Monday, November 15, 2010

Yawn of a New Age

Ten years ago, I was in high school. Being in high school often involves sitting for long periods of time and pretending to listen to somebody tell you things that you really don't care about. Remember the Golgi Apparatus? Or Cosines? Alkenes? No? Exactly.

Couple this with 7 a.m. start times, and it is no wonder half of us spent half our time trying to not fall asleep. The other half was spent asleep. Or at least, trying to stay asleep.

See, there was one kid in the class who enjoyed to mess with other people. He'd sit there and not bother anyone. But then he'd see someone start to fall asleep. As soon as he saw someone start nodding off, he'd mark them. They'd have his undivided attention. And he'd wait, like a velociraptor stalking his prey. And the person would keep nodding off, until, finally, he actually went to sleep. As soon as that happened -- and I mean, immediately -- the kid would be up in a flash and quietly walk up to the sleeper. And then he would grab the guy by the shoulders, shake him violently, and scream in his face, "WATCH OUT, YOU'RE FALLING ASLEEP!"

It was very entertaining.

The teachers, of course, condoned and even encouraged his behavior. It's understandable. Have you ever put someone to sleep? It's a sad realization when you think, Boy, I love what I'm talking about but I just bored the ever-sleeping crap out of him.

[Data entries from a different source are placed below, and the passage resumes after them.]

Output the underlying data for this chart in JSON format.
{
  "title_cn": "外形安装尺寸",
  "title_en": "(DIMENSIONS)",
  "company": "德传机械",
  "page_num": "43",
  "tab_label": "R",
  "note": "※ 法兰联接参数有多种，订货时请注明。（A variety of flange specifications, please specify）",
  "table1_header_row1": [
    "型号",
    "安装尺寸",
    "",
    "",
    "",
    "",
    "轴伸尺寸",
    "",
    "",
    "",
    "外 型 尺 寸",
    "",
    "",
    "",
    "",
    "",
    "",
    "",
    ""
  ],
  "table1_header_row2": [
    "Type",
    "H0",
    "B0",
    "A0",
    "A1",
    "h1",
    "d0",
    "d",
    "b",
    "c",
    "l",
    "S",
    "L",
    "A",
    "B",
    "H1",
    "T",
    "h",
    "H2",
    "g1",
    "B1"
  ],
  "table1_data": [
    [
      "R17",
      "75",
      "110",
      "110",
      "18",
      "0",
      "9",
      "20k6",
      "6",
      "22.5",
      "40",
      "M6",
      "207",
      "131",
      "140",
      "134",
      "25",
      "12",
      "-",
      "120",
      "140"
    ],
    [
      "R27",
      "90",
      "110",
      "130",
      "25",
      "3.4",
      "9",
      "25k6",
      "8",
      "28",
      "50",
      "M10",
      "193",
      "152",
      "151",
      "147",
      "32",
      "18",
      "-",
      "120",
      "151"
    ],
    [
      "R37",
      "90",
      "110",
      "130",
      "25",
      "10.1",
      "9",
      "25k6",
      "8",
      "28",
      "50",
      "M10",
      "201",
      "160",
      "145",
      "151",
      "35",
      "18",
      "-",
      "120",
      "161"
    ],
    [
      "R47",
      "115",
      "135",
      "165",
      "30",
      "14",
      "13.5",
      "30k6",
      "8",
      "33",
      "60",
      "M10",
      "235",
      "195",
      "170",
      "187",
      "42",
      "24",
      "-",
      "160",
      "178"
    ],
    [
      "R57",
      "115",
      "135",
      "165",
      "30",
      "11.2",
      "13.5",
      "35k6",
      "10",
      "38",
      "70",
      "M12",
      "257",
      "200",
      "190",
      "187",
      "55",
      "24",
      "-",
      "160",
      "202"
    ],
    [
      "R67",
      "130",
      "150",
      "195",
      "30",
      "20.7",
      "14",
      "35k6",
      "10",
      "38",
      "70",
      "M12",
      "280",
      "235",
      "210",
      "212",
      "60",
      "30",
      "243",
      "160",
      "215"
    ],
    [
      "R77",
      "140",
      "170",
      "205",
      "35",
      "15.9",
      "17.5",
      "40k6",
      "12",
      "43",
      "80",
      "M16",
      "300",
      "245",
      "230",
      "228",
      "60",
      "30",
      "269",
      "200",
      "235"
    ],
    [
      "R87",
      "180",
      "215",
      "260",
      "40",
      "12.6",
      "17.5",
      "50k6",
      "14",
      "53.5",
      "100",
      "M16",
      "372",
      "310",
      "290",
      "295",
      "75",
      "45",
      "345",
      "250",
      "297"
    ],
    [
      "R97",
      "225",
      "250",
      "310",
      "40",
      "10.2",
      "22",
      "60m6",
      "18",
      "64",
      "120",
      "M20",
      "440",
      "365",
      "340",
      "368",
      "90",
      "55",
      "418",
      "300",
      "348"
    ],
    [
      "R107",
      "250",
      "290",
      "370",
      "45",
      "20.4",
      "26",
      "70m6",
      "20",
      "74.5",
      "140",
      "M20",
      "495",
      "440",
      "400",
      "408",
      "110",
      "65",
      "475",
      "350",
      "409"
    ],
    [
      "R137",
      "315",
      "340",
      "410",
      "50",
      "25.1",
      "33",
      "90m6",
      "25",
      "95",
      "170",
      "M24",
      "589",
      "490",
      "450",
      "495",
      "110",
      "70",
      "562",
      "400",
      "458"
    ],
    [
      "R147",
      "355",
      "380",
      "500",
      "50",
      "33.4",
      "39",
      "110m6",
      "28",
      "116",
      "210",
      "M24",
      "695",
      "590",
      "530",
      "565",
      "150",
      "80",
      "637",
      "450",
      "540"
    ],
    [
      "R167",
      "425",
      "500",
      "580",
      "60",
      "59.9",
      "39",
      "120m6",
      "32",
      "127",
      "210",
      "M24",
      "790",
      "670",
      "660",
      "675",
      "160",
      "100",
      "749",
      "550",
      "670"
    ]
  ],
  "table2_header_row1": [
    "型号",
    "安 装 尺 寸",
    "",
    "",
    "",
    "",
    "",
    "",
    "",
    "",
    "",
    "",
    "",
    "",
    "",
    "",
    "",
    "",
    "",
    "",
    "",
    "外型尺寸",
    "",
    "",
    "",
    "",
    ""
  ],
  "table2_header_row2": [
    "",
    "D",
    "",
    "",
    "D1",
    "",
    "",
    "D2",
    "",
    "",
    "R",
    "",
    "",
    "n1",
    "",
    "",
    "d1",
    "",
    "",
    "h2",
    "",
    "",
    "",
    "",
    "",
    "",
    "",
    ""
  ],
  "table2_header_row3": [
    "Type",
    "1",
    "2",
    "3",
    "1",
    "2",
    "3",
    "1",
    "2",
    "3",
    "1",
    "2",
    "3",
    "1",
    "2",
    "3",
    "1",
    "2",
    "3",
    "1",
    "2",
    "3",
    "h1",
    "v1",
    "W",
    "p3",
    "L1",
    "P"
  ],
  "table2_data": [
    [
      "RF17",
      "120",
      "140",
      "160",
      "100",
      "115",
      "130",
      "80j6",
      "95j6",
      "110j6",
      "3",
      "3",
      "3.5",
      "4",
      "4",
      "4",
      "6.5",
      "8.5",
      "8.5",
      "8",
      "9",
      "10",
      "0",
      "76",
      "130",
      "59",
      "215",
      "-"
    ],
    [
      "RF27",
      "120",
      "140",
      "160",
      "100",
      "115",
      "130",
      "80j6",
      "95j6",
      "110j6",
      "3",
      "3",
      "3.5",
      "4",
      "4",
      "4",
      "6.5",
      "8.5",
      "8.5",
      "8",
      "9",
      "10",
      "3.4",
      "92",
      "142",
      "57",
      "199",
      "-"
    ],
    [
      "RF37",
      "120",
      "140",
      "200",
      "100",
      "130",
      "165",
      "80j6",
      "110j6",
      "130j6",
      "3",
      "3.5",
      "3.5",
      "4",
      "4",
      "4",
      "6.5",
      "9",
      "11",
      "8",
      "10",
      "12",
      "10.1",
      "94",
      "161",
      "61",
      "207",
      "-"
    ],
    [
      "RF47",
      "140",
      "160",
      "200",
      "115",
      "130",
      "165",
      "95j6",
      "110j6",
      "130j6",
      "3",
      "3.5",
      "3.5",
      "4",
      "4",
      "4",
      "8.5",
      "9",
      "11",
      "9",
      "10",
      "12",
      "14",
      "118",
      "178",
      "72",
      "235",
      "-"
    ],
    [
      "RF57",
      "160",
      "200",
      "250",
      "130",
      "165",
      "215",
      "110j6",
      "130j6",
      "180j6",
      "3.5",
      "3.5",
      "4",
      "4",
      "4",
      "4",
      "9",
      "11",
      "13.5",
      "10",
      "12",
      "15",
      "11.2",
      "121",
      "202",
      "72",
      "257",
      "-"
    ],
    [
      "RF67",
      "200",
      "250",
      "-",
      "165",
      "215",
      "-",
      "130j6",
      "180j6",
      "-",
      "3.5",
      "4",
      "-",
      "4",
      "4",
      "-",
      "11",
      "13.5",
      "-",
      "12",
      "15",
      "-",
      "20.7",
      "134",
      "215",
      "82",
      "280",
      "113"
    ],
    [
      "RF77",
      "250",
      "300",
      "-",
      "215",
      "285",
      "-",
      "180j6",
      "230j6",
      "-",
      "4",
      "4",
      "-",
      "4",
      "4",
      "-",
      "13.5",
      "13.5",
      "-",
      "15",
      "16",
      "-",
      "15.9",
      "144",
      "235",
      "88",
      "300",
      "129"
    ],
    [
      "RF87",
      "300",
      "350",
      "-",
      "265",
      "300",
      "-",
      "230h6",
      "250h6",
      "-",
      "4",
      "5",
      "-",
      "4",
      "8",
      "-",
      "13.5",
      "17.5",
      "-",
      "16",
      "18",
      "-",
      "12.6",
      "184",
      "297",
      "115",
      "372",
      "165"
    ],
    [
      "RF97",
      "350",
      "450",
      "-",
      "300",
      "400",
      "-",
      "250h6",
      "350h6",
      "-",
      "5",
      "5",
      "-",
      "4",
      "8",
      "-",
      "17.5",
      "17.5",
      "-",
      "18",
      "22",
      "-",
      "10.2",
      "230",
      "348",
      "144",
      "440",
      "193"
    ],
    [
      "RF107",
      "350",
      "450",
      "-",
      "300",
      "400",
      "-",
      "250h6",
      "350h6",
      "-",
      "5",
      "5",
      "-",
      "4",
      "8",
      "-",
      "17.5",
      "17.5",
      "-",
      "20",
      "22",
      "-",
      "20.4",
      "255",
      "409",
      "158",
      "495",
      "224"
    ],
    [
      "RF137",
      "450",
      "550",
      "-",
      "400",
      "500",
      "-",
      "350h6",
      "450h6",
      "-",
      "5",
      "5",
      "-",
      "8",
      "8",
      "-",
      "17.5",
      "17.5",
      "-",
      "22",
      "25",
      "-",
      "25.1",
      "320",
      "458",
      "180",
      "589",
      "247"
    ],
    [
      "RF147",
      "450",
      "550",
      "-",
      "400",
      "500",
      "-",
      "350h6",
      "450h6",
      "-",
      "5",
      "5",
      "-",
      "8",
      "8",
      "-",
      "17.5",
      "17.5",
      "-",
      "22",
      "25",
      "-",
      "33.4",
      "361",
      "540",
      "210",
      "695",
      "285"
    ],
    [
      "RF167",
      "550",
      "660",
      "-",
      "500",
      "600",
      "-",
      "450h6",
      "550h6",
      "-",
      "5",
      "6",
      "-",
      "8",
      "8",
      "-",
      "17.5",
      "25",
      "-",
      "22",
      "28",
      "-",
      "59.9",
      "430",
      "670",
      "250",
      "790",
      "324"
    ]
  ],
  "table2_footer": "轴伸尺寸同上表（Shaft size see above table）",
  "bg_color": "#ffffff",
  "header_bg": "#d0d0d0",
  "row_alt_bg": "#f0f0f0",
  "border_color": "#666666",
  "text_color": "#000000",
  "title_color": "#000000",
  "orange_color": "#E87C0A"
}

On the other hand, these are teachers. I feel like the first thing they teach you in Teacher School is that, no matter how fascinating you find mitochondria, students will be bored and yawn and fall asleep. It's science.

Of course, some professors handle this science better than others. Witness this epic meltdown in Cornell's Hotel School:


"YAWN OUTSIDE!"

Yeah, it's a little rude, but come on. Lock it up, brother. You're a grown man. Comport yourself accordingly.

Of course, if this had been Dr. Maas's class, he would have used the student as an example and centered his lecture around him. And then he would have propositioned his T.A.'s. But that's a story for another day.

2 comments:

Unknown said...

"a kilobyte!"

Caitelizabethb said...

"a KILOBYTE!" hands down, smoothest transition from stark raving mad to teaching kids what a kilobyte is.